Crude Oil prices have fallen in reaction to the resurgent US dollar, while a build in US inventories dampened recent bullishness. A clear trend of falling highs resistance since 21 Feb has emerged with four failed challenges showing the impact of rising US production versus OPEC production cuts, an agreement investors hope will be extended past the June cut-off.
Gold has survived a brief test of its 2017 uptrend at $1240, the stronger dollar weighing on the precious metal as hawkish US Fed rhetoric and the prospect of higher US interest rates makes the non-yielding safe haven more expensive to hold. Having recovered to $1245, rising lows support and subsequently bullish flag patterns remain valid.
In focus today will be this afternoon’s long awaited Snap IPO on the NYSE. In the rumour mill since late 2016, today marks the day the so-called camera company finally becomes the largest tech IPO since Alibaba in 2014. With shares priced at $17 amid reports of oversubscription, will investors continue their interest in snapping up the young company’s shares once Wall Street opens?
Data wise, UK Construction PMI (9:30am) is seen continuing to cool from November’s 9-month high, however, the morning spotlight will likely fall upon Eurozone CPI (10am).

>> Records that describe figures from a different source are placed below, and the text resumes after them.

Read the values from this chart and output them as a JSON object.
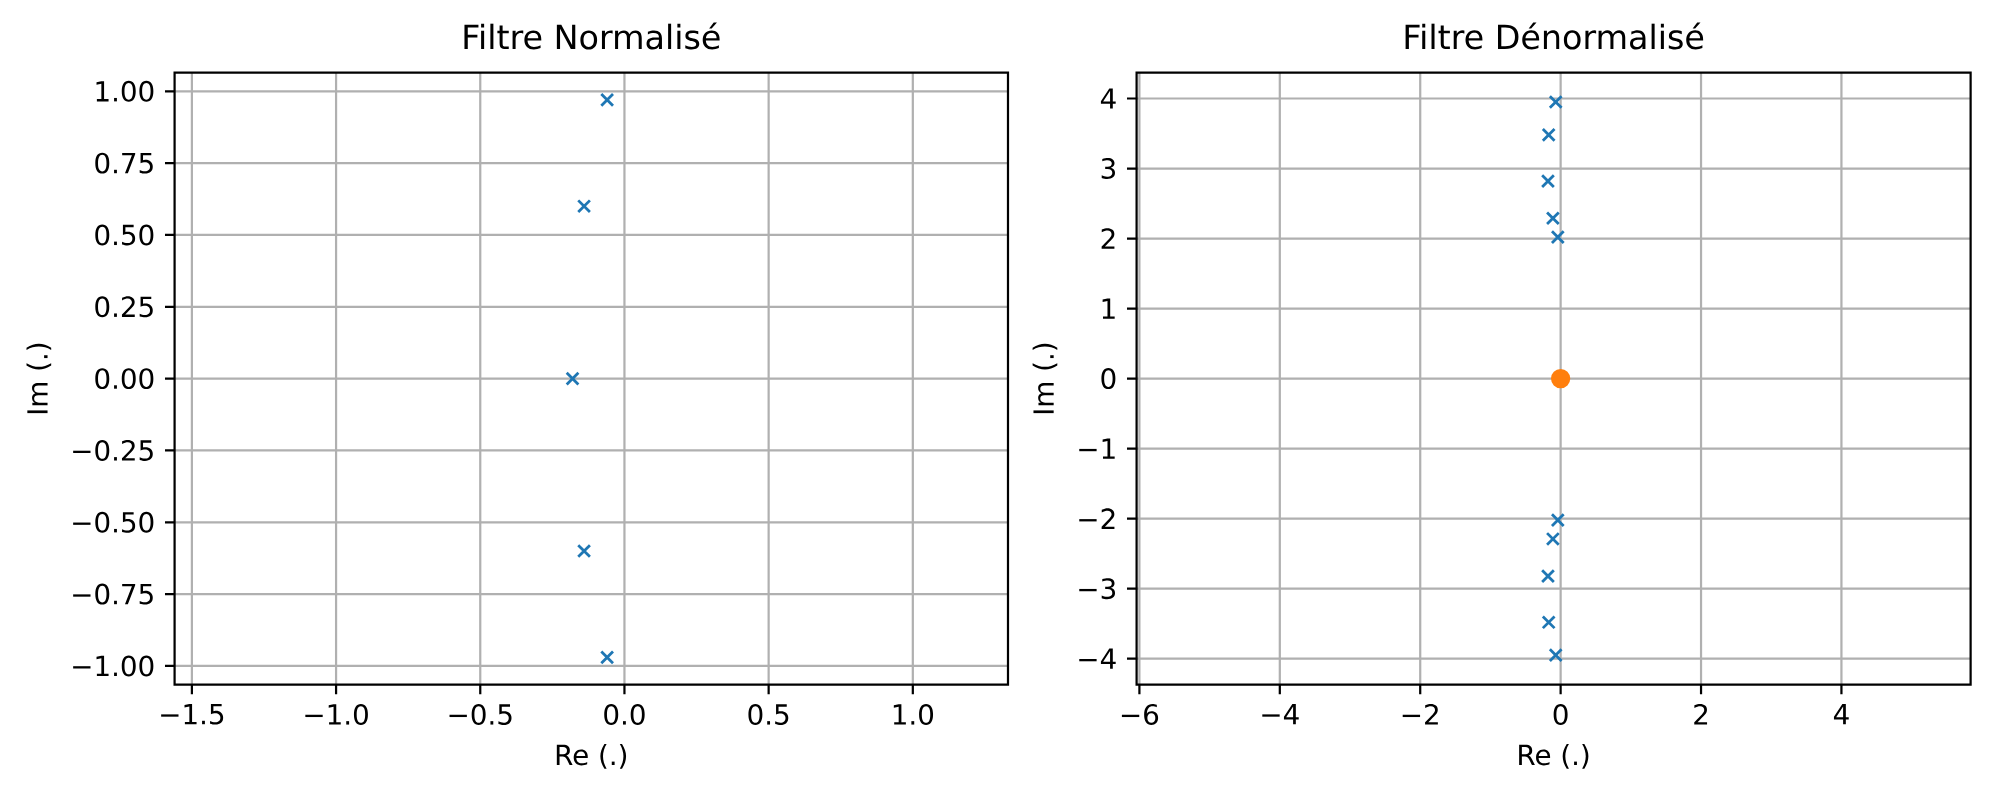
{
  "chart_data": [
    {
      "type": "scatter",
      "title": "Filtre Normalisé",
      "xlabel": "Re (.)",
      "ylabel": "Im (.)",
      "xlim": [
        -1.56,
        1.33
      ],
      "ylim": [
        -1.065,
        1.065
      ],
      "xticks": [
        {
          "value": -1.5,
          "label": "−1.5"
        },
        {
          "value": -1.0,
          "label": "−1.0"
        },
        {
          "value": -0.5,
          "label": "−0.5"
        },
        {
          "value": 0,
          "label": "0.0"
        },
        0.5,
        {
          "value": 1.0,
          "label": "1.0"
        }
      ],
      "yticks": [
        {
          "value": -1.0,
          "label": "−1.00"
        },
        {
          "value": -0.75,
          "label": "−0.75"
        },
        {
          "value": -0.5,
          "label": "−0.50"
        },
        {
          "value": -0.25,
          "label": "−0.25"
        },
        {
          "value": 0,
          "label": "0.00"
        },
        0.25,
        {
          "value": 0.5,
          "label": "0.50"
        },
        0.75,
        {
          "value": 1.0,
          "label": "1.00"
        }
      ],
      "grid": true,
      "series": [
        {
          "color": "#1f77b4",
          "marker": "cross",
          "x": [
            -0.06,
            -0.14,
            -0.18,
            -0.14,
            -0.06
          ],
          "values": [
            0.97,
            0.6,
            0,
            -0.6,
            -0.97
          ]
        }
      ]
    },
    {
      "type": "scatter",
      "title": "Filtre Dénormalisé",
      "xlabel": "Re (.)",
      "ylabel": "Im (.)",
      "xlim": [
        -6.04,
        5.84
      ],
      "ylim": [
        -4.37,
        4.37
      ],
      "xticks": [
        {
          "value": -6,
          "label": "−6"
        },
        {
          "value": -4,
          "label": "−4"
        },
        {
          "value": -2,
          "label": "−2"
        },
        0,
        2,
        4
      ],
      "yticks": [
        {
          "value": -4,
          "label": "−4"
        },
        {
          "value": -3,
          "label": "−3"
        },
        {
          "value": -2,
          "label": "−2"
        },
        {
          "value": -1,
          "label": "−1"
        },
        0,
        1,
        2,
        3,
        4
      ],
      "grid": true,
      "series": [
        {
          "color": "#1f77b4",
          "marker": "cross",
          "x": [
            -0.07,
            -0.17,
            -0.18,
            -0.11,
            -0.04,
            -0.04,
            -0.11,
            -0.18,
            -0.17,
            -0.07
          ],
          "values": [
            3.95,
            3.48,
            2.82,
            2.29,
            2.02,
            -2.02,
            -2.29,
            -2.82,
            -3.48,
            -3.95
          ]
        },
        {
          "color": "#ff7f0e",
          "marker": "circle",
          "x": [
            0
          ],
          "values": [
            0
          ]
        }
      ]
    }
  ]
}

While expectations are for a marginal increase to 1.9%, don't forget German CPI breached the ECB’s 2% inflation target yesterday for the first time since 2012. Will we see a similar uptick for the Eurozone as a whole?
This afternoon, US Challenger Job Cuts and Weekly Jobless figures - the latter seen largely unchanged - offer the only employment metrics for the Fed to consider before next week’s US jobs report and Non-Farm Payrolls as we creep towards a mid-month policy update and potential rate hike.
Speaker-wise it’s a European affair, with EU President Juncker (2pm; Citizens' Dialogue with Prime Minister of Slovenia) and the ECB’s Lautenschlaeger (7:30pm; London School of Economics).